Wiele lat z rzędu jeździliśmy z przyjaciółmi na łódki w Boże Ciało. Za każdym razem odkrywaliśmy nowe, fajne miejsca w których można nie tylko smacznie zjeść, ale też odpocząć w super atmosferze. Mieliśmy dwa lata przerwy, aby w tym roku znowu powrócić na mazurskie jeziora. Wszystko było wpaniałe: przyjaciele, miejsca które odwiedziliśmy, okoliczności przyrody, a nawet pogoda ! Jedynym, acz znaczącym minusem był niedzielny powrót : wracaliśmy 8 godzin !!! 370 km.
Nasze bagaże :-(
STARE SADY
Świetna kuchnia / nie ma dużego wyboru: co dzień inna, jedna zupa i dwa, trzy drugie dania/. Wszystko świeże i bardzo smaczne. Fantastyczny sandacz : polecam.
U mnie więcej zdjęć z lądu niż z łodzi:-) Pływaliśmy jednak od rana do wczesnego wieczora:-) A że pogoda była plażowa, to mocno nie wiało.

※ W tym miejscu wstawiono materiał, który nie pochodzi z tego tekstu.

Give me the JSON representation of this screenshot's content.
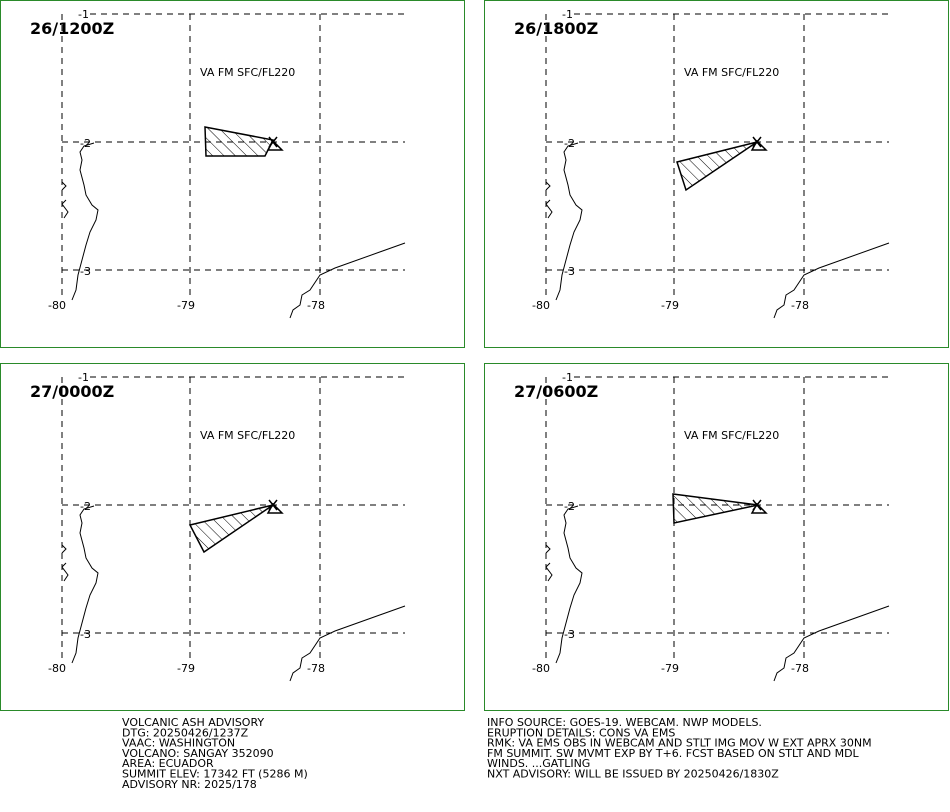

I dobrze: fajna lipa była:-)
Dziewczynom się podobało, panowie może z lekkim niedosytem, cóż...
Do następnego razu !
Pozdrawiam serdecznie wszystkich zaglądająch !
Genaiana wyprawa. Zazdroszczę Ci troszeczkę doznań. Ale cieszę się, ze tak miło spędziłas czas.